Amitai Abouzaglo

By Scott P. Mahon, Crimson Staff Writer
By Amy Y. Li

After growing up on what he describes as an “island,” Amitai B. Abouzaglo ’20 came to Harvard eager to create meaningful and wide-ranging relationships in a way that his insular upbringing had not allowed.

The island Abouzaglo speaks of isn’t surrounded by water, nor is it lacking inhabitants. In fact, his hometown is Dallas, Texas, the ninth most populated city in the US. The island Abouzaglo speaks of was his primarily Orthodox Jewish community, in which his life was “subsumed by Jewish character, and little else.”

Emerging from that environment, Abouzaglo wanted to be at the forefront of bridging connections between different groups of people. He dedicated much of his first year at Harvard to creating a council whose membership spanned a variety of different religious backgrounds. Known as the Spiritual, Religious, and Ethical Council, SREC for short, it provided a space in which people could develop multi-faith literacy and work toward inter-religious leadership. It was later integrated into the Harvard College Interfaith Forum.

“The most important part of those evenings,” Abouzaglo reflects, referring to the group’s meetings, “was that the different representatives of the faith groups were sitting right next to each other, and were then able to say, ‘hey, I know this event on Wednesday, would you like to come?’" Soon after, he recalls, religious groups began to organize interfaith gatherings of their own volitions.

The high value that Abouzaglo places on human connection is evident in all aspects of his life. When he has free time outside his studies as a Comparative Study of Religion concentrator, he says, he spends as much of it as he can with others.

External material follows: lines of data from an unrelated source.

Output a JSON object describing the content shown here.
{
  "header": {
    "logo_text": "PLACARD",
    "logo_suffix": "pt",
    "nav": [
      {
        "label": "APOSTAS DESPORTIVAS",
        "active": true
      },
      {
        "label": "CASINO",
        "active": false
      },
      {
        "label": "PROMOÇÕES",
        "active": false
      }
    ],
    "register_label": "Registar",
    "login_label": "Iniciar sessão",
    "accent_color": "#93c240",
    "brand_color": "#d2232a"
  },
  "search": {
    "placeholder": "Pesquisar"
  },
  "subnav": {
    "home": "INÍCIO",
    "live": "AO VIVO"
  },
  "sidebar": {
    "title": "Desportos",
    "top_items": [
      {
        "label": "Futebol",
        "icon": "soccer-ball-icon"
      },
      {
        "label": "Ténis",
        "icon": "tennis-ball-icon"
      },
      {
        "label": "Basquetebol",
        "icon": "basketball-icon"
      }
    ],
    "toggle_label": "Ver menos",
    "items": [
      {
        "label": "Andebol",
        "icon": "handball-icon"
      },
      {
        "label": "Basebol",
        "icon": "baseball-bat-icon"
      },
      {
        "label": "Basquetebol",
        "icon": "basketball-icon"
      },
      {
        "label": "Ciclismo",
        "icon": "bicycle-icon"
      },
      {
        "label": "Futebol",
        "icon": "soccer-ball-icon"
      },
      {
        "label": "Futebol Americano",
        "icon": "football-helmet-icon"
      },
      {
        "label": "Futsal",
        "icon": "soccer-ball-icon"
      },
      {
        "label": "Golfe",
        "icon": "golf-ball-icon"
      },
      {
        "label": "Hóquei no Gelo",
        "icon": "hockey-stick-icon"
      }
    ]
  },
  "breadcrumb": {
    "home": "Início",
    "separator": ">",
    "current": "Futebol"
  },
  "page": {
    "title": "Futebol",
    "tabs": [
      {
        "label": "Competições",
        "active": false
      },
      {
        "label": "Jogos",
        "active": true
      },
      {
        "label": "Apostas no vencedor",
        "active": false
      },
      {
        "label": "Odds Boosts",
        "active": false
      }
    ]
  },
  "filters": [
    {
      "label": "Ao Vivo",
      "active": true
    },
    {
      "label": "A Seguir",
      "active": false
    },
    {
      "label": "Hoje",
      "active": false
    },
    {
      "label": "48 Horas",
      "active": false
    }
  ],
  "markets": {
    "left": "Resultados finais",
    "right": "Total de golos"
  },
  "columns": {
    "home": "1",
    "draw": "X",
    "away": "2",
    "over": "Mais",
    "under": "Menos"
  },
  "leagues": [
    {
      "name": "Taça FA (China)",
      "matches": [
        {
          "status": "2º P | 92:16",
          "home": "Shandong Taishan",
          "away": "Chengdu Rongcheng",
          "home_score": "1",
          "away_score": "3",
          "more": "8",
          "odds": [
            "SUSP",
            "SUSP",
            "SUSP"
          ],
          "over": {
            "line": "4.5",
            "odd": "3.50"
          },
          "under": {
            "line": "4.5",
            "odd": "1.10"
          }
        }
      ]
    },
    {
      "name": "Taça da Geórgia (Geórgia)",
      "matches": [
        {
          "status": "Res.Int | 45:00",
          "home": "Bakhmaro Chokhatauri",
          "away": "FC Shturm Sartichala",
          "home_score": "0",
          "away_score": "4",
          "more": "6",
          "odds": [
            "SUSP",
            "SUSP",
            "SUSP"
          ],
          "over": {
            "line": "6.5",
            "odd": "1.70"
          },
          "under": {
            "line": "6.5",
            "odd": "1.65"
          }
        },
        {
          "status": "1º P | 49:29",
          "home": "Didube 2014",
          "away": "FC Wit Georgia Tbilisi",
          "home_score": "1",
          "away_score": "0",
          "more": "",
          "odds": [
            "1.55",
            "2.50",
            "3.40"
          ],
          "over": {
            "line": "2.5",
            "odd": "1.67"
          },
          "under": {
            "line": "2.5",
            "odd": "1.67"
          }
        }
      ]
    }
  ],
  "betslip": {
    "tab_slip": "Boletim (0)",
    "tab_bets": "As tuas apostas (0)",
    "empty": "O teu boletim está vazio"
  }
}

“Honestly, the thing that I try to do the most is… [sit] down with anyone,” he explains. “It doesn’t need to be someone I consider a friend for me. If I talk to you for a few minutes, and I feel like we allowed ourselves to sink to a more authentic place of ourselves, then you’re a good friend to me.”

By Amy Y. Li

As we sit in the “fishbowl” room at Harvard Hillel, Abouzaglo explains that over the past year, he has become increasingly involved with work outside Harvard. In 2018, Abouzaglo founded a non-profit organization called Embodying Peace that, according to its website, works to support grassroots initiatives that build ties and create change in Israel and Palestine.

With a staff comprised of fifteen college students and recent graduates throughout the US and Israel-Palestine, Embodying Peace, according to Abouzaglo, works on a number of projects, including furthering political equality in Israel and creating “people-to-people dialogue programs” between Palestinians and Israelis.

While “peace” is in the name of the organization he founded, Abouzaglo invokes it with particular caution, noting how drastically its meaning can vary depending on where and when it is used.

“[Peace] is a dirty word in Israel-Palestine, and it’s a heartwarming term in the rest of the world, in the United States. Why is it a heartwarming term? Because it represents all of our values jotted down into one term,” he says. “Because peace negotiations haven’t been realized over the past 25 years, it has become a dirty word.”

Eventually, Abouzaglo hopes to move to the Israel and Palestine region to run his nonprofit on the ground. But, at least for the remainder of the year, he will continue to operate from campus. Reflecting on his efforts to create change halfway across the world as a student in Cambridge, he draws a parallel back to his life as a senior in high school.

“Now, toward the end of college, I also live on an island,” he says, except that “the islands are very different. One of them was in Dallas, Texas in the Jewish world there, and another one is in the muck of Israel-Palestine activism on the ground, but still having to live on campus and conduct student life and academics.” Nevertheless, he says, “I totally recognize that the gulf between me and the future is not that distant, and it’s not that deep, and it will be reconciled.”